We obtained synthetic rat CART 55-102 peptides commercially from different providers (003-62, Phoenix Pharmaceuticals, Burlingame, CA, USA; 46-2-55, American Peptide Company, Sunnyvale, CA, USA; H-4446, Bachem, Bubendorf, Switzerland). Human CART 39-89 peptide and human CART 49-89 peptide were produced recombinantly in Escherichia coli. Briefly, the sequence coding for hCART49-89 and hCART 39-89 was codon-optimized for expression in E. coli, synthesized, and subcloned into the pET32a expression vector (Novagen, Madison, WI, USA). A fusion protein with an N-terminal thioredoxin-A, followed by a HIS-tag and a tobacco etch virus (TEV) protease cleavage site under control of a T7/lac promoter was placed upstream of the CART peptide sequence. We transformed this construct into E. coli BL21(DE3) (Invitrogen, Carlsbad, CA, USA). We used a fed-batch fermentation process in a 7-liter bioreactor (Applikon, Foster City, CA, USA) for expression of the protein. We used minimal salt medium with 60 g/L glycerol. We maintained the temperature at 30°C, pH at 7, and oxygen at 20% saturation. When glycerol was almost depleted in the medium, we added 20g/L lactose for induction of expression. Cells were harvested, centrifuged, and lysed by sonication in a Rosett Cell (Branson, Danbury, CT, USA). Polyethyleneimine (0.2% vol/vol) was added to the lysate and the precipitate was centrifuged. We loaded the supernatant on a Ni-NTA superflow (Qiagen, Hilden, Germany) column, eluted with a buffer containing 500 mM imidazole. The eluate was dialyzed against a 50-mM sodium phosphate buffer (pH 7.3) and the N-terminal tag was cleaved by TEV protease, containing an N-terminal HIStag itself. After purification of the cleaved CART peptide, it was loaded on a Ni-NTA superflow column and the flow-through was concentrated using a VivaSpin concentrator (3000 kDa MWCO; Sartorius Stedim Biotech, Aubagne, France). Endotoxins and other contaminants were removed on a Q sepharose FF column (GE Healthcare, Little Chalfont, UK). Buffer exchange and separation of the different folded CART peptide variants was performed by a size exclusion chromatography (Superdex-30), using 50 mM ammonium acetate. The fractions containing the correctly folded hCART peptide were pooled, checked for endotoxins by a limulus amebocyte lysate (LAL) QCL-1000 assay (Lonza, Basel, Switzerland), and freeze-dried.

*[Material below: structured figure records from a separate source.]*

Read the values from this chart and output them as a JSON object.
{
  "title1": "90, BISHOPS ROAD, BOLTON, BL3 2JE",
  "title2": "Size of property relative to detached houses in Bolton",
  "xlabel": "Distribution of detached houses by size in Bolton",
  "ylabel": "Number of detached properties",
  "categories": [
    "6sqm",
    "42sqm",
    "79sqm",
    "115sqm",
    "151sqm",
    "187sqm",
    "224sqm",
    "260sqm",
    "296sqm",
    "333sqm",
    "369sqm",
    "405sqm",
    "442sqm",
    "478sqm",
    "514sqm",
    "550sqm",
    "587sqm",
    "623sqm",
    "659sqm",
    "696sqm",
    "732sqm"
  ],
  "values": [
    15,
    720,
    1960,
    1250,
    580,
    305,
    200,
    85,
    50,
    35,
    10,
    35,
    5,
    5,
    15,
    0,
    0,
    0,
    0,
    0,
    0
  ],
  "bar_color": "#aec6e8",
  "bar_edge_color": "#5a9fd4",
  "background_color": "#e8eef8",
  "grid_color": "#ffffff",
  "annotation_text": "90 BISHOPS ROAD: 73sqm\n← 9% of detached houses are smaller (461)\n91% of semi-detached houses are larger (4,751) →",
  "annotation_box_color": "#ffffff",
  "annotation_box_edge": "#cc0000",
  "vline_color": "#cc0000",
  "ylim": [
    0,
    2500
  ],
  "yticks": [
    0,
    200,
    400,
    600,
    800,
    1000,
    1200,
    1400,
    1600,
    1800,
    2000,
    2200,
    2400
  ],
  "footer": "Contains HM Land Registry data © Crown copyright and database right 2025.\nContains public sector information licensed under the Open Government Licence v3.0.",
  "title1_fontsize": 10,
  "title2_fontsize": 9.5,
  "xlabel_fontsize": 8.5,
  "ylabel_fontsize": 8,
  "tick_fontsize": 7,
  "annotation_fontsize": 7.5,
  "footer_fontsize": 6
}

We analyzed synthetic and recombinant peptides by nondenaturing polyacrylamide gel electrophoresis (PAGE) in the presence or absence of dithiothreitol (DTT), and liquid chromatography–mass spectrometry (LC-MS) (Supplemental Fig. 1) to determine purity and quality. We performed LC-MS on a XBridge BEH300 C18 column (3.5 µm, 1 × 150mm; Waters) using a gradient of (A) 0.1% HCOOH in MilliQ (Supplemental Fig. 1A) and (B) acetonitrile (Supplemental Fig. 1B) (0–30 minutes, 10% to 30% A; 30–30.1 minutes, 30% to 90% A; 30.1–35 minutes, 90% A; 35–35.1 minutes, 90% to 10% A; 35.1–50 minutes, 10% A). The flow rate was 50 µL/min (MIC splitter). Column temperature was 40°C. We used MicrOTOF-Q (Bruker, Billerica, MA, USA) to determine the mass of the peptides.
We subsequently formulated the peptides in slow-release pellets by Innovative Research of America (IRA, Sarasota, FL, USA). We determined the quality of the peptides in the pellets and the release of the peptides from the pellets by nondenaturing PAGE either in the presence or absence of DTT and LC-MS (Supplemental Fig. 2).